We offer a variety of navigation technologies and will choose the optimum solution or solutions for your application.
The majority of our automatic guided vehicles (AGVs) use laser triangulation as the primary form of navigation. Each vehicle has one (or more) rotating laser sensors that interact with targets (reflective strips of tape) mounted along the path. The laser sensors receive the reflected signals and use that data to triangulate the vehicle’s exact position. Our navigation algorithms recalculate the vehicle position 40 times per second, keeping heading corrections small and vehicle operation smooth. Laser triangulation allows very accurate vehicle positioning with flexible, virtual guide paths that are created and changed in Layout Wizard software.
A growing number of our AGVs use natural environment as a primary or secondary form of navigation. Raw data is collected by the obstacle detection laser sensors, creating a map of the environment where the AGV will operate.

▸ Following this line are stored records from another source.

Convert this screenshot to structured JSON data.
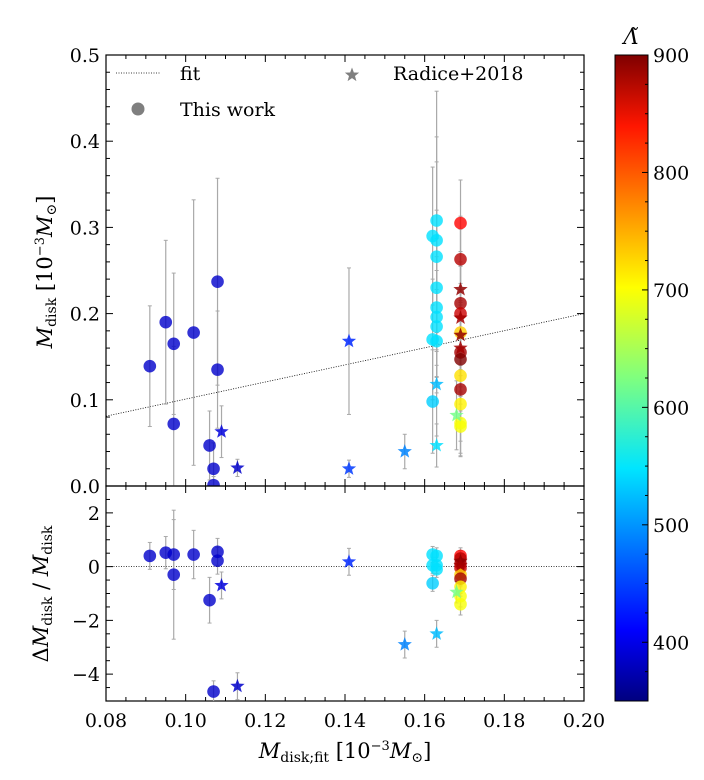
{
  "chart_data": {
    "type": "scatter",
    "top_panel": {
      "ylabel": "M_disk [10^-3 M_⊙]",
      "ylim": [
        0,
        0.5
      ],
      "yticks": [
        "0.0",
        "0.1",
        "0.2",
        "0.3",
        "0.4",
        "0.5"
      ],
      "fit_line": {
        "x": [
          0.08,
          0.2
        ],
        "y": [
          0.081,
          0.2
        ]
      },
      "this_work": [
        {
          "x": 0.091,
          "y": 0.139,
          "err": 0.07,
          "lambda": 390
        },
        {
          "x": 0.095,
          "y": 0.19,
          "err": 0.095,
          "lambda": 390
        },
        {
          "x": 0.097,
          "y": 0.165,
          "err": 0.082,
          "lambda": 390
        },
        {
          "x": 0.097,
          "y": 0.072,
          "err": 0.09,
          "lambda": 390
        },
        {
          "x": 0.102,
          "y": 0.178,
          "err": 0.154,
          "lambda": 390
        },
        {
          "x": 0.106,
          "y": 0.047,
          "err": 0.04,
          "lambda": 390
        },
        {
          "x": 0.107,
          "y": 0.02,
          "err": 0.03,
          "lambda": 390
        },
        {
          "x": 0.107,
          "y": 0.001,
          "err": 0.01,
          "lambda": 390
        },
        {
          "x": 0.108,
          "y": 0.237,
          "err": 0.12,
          "lambda": 390
        },
        {
          "x": 0.108,
          "y": 0.135,
          "err": 0.068,
          "lambda": 390
        },
        {
          "x": 0.162,
          "y": 0.29,
          "err": 0.08,
          "lambda": 540
        },
        {
          "x": 0.162,
          "y": 0.17,
          "err": 0.07,
          "lambda": 540
        },
        {
          "x": 0.162,
          "y": 0.098,
          "err": 0.06,
          "lambda": 530
        },
        {
          "x": 0.163,
          "y": 0.308,
          "err": 0.15,
          "lambda": 540
        },
        {
          "x": 0.163,
          "y": 0.285,
          "err": 0.12,
          "lambda": 540
        },
        {
          "x": 0.163,
          "y": 0.266,
          "err": 0.11,
          "lambda": 540
        },
        {
          "x": 0.163,
          "y": 0.23,
          "err": 0.09,
          "lambda": 540
        },
        {
          "x": 0.163,
          "y": 0.207,
          "err": 0.08,
          "lambda": 540
        },
        {
          "x": 0.163,
          "y": 0.196,
          "err": 0.07,
          "lambda": 540
        },
        {
          "x": 0.163,
          "y": 0.185,
          "err": 0.065,
          "lambda": 540
        },
        {
          "x": 0.163,
          "y": 0.168,
          "err": 0.06,
          "lambda": 540
        },
        {
          "x": 0.169,
          "y": 0.305,
          "err": 0.05,
          "lambda": 830
        },
        {
          "x": 0.169,
          "y": 0.263,
          "err": 0.05,
          "lambda": 870
        },
        {
          "x": 0.169,
          "y": 0.212,
          "err": 0.06,
          "lambda": 880
        },
        {
          "x": 0.169,
          "y": 0.2,
          "err": 0.06,
          "lambda": 860
        },
        {
          "x": 0.169,
          "y": 0.178,
          "err": 0.05,
          "lambda": 720
        },
        {
          "x": 0.169,
          "y": 0.155,
          "err": 0.06,
          "lambda": 880
        },
        {
          "x": 0.169,
          "y": 0.147,
          "err": 0.06,
          "lambda": 900
        },
        {
          "x": 0.169,
          "y": 0.128,
          "err": 0.05,
          "lambda": 710
        },
        {
          "x": 0.169,
          "y": 0.112,
          "err": 0.06,
          "lambda": 880
        },
        {
          "x": 0.169,
          "y": 0.095,
          "err": 0.06,
          "lambda": 700
        },
        {
          "x": 0.169,
          "y": 0.073,
          "err": 0.035,
          "lambda": 690
        },
        {
          "x": 0.169,
          "y": 0.069,
          "err": 0.035,
          "lambda": 690
        }
      ],
      "radice2018": [
        {
          "x": 0.109,
          "y": 0.063,
          "err": 0.03,
          "lambda": 400
        },
        {
          "x": 0.113,
          "y": 0.021,
          "err": 0.01,
          "lambda": 390
        },
        {
          "x": 0.141,
          "y": 0.168,
          "err": 0.085,
          "lambda": 440
        },
        {
          "x": 0.141,
          "y": 0.02,
          "err": 0.01,
          "lambda": 450
        },
        {
          "x": 0.155,
          "y": 0.04,
          "err": 0.02,
          "lambda": 490
        },
        {
          "x": 0.163,
          "y": 0.118,
          "err": 0.06,
          "lambda": 520
        },
        {
          "x": 0.163,
          "y": 0.047,
          "err": 0.025,
          "lambda": 540
        },
        {
          "x": 0.168,
          "y": 0.082,
          "err": 0.04,
          "lambda": 620
        },
        {
          "x": 0.169,
          "y": 0.228,
          "err": 0.07,
          "lambda": 890
        },
        {
          "x": 0.169,
          "y": 0.195,
          "err": 0.06,
          "lambda": 880
        },
        {
          "x": 0.169,
          "y": 0.175,
          "err": 0.06,
          "lambda": 890
        },
        {
          "x": 0.169,
          "y": 0.16,
          "err": 0.05,
          "lambda": 880
        }
      ]
    },
    "bottom_panel": {
      "ylabel": "ΔM_disk / M_disk",
      "ylim": [
        -5,
        3
      ],
      "yticks": [
        "−4",
        "−2",
        "0",
        "2"
      ],
      "this_work": [
        {
          "x": 0.091,
          "y": 0.4,
          "err": 0.5,
          "lambda": 390
        },
        {
          "x": 0.095,
          "y": 0.52,
          "err": 0.6,
          "lambda": 390
        },
        {
          "x": 0.097,
          "y": 0.45,
          "err": 1.3,
          "lambda": 390
        },
        {
          "x": 0.097,
          "y": -0.3,
          "err": 2.4,
          "lambda": 390
        },
        {
          "x": 0.102,
          "y": 0.45,
          "err": 0.9,
          "lambda": 390
        },
        {
          "x": 0.106,
          "y": -1.25,
          "err": 0.85,
          "lambda": 390
        },
        {
          "x": 0.107,
          "y": -4.65,
          "err": 0.4,
          "lambda": 390
        },
        {
          "x": 0.108,
          "y": 0.55,
          "err": 0.5,
          "lambda": 390
        },
        {
          "x": 0.108,
          "y": 0.22,
          "err": 0.5,
          "lambda": 390
        },
        {
          "x": 0.162,
          "y": 0.45,
          "err": 0.3,
          "lambda": 540
        },
        {
          "x": 0.162,
          "y": 0.05,
          "err": 0.3,
          "lambda": 540
        },
        {
          "x": 0.162,
          "y": -0.62,
          "err": 0.3,
          "lambda": 530
        },
        {
          "x": 0.163,
          "y": 0.4,
          "err": 0.3,
          "lambda": 540
        },
        {
          "x": 0.163,
          "y": 0.05,
          "err": 0.3,
          "lambda": 540
        },
        {
          "x": 0.163,
          "y": -0.1,
          "err": 0.3,
          "lambda": 540
        },
        {
          "x": 0.169,
          "y": 0.4,
          "err": 0.3,
          "lambda": 830
        },
        {
          "x": 0.169,
          "y": 0.3,
          "err": 0.3,
          "lambda": 870
        },
        {
          "x": 0.169,
          "y": 0.1,
          "err": 0.3,
          "lambda": 880
        },
        {
          "x": 0.169,
          "y": -0.05,
          "err": 0.3,
          "lambda": 860
        },
        {
          "x": 0.169,
          "y": -0.3,
          "err": 0.3,
          "lambda": 720
        },
        {
          "x": 0.169,
          "y": -0.45,
          "err": 0.3,
          "lambda": 880
        },
        {
          "x": 0.169,
          "y": -0.75,
          "err": 0.35,
          "lambda": 700
        },
        {
          "x": 0.169,
          "y": -1.1,
          "err": 0.4,
          "lambda": 690
        },
        {
          "x": 0.169,
          "y": -1.4,
          "err": 0.4,
          "lambda": 690
        }
      ],
      "radice2018": [
        {
          "x": 0.109,
          "y": -0.7,
          "err": 0.5,
          "lambda": 400
        },
        {
          "x": 0.113,
          "y": -4.45,
          "err": 0.5,
          "lambda": 390
        },
        {
          "x": 0.141,
          "y": 0.18,
          "err": 0.5,
          "lambda": 440
        },
        {
          "x": 0.155,
          "y": -2.9,
          "err": 0.5,
          "lambda": 490
        },
        {
          "x": 0.163,
          "y": -2.5,
          "err": 0.5,
          "lambda": 520
        },
        {
          "x": 0.168,
          "y": -0.95,
          "err": 0.4,
          "lambda": 620
        },
        {
          "x": 0.169,
          "y": 0.2,
          "err": 0.3,
          "lambda": 890
        },
        {
          "x": 0.169,
          "y": 0.05,
          "err": 0.3,
          "lambda": 880
        }
      ]
    },
    "xlabel": "M_disk;fit [10^-3 M_⊙]",
    "xlim": [
      0.08,
      0.2
    ],
    "xticks": [
      "0.08",
      "0.10",
      "0.12",
      "0.14",
      "0.16",
      "0.18",
      "0.20"
    ],
    "colorbar": {
      "label": "Λ̃",
      "range": [
        350,
        900
      ],
      "ticks": [
        "400",
        "500",
        "600",
        "700",
        "800",
        "900"
      ],
      "colormap": "jet"
    },
    "legend": {
      "placement": "top",
      "fit_label": "fit",
      "radice_label": "Radice+2018",
      "this_work_label": "This work"
    },
    "colors": {
      "legend_marker": "#7f7f7f",
      "errorbar": "#a9a9a9",
      "fit_line": "#000000"
    }
  }
}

Any temporary features that are sensed in the environment can be removed from the map and the remaining features (walls, columns, equipment, etc.) are used for navigation. As the AGVs operate, navigation algorithms compare the current array of features with those stored in the baseline map. Natural environment navigation is best used in controlled environments and for specific applications such as deep lane storage, trailer loading, and product staging.
When laser triangulation or natural environment navigation cannot be used, inertial guidance offers an alternative. A high precision gyroscope provides feedback on vehicle heading and a series of small magnets are sealed into holes drilled in the floor. A sensor detects the position of each magnet as the vehicle passes over it and the vehicle corrects to stay properly positioned over the magnets. Magnets are typically spaced a few meters apart all along the guide path.
Occasionally found in special applications but frequently in older legacy installations, wire guidance was a primary form of vehicle guidance in AGVs before 2000. An antenna mounted under the vehicle tracks a wire which is embedded in the floor. The wire must be installed along the entire road system and must be moved and reinstalled when introducing path changes.
Used in specialty applications, optical guidance uses sensors which follow multi-colored tape that is applied to the floor.
Similar to inertial without the gyroscope heading sensor. A series of magnets installed in the floor along the path provide feedback to the AGV. Without the heading gyroscope, the magnets typically have to be spaced more frequently. Spot navigation is typically a supplemental navigation used in combination with other forms for small sections of the system where the primary form of navigation is not available.
Similar to wire guidance, except magnetic tape is adhered to the floor to define the guide path. The vehicle follows the contour of the tape using an antenna. Path changes are introduced by removing and reinstalling the tape.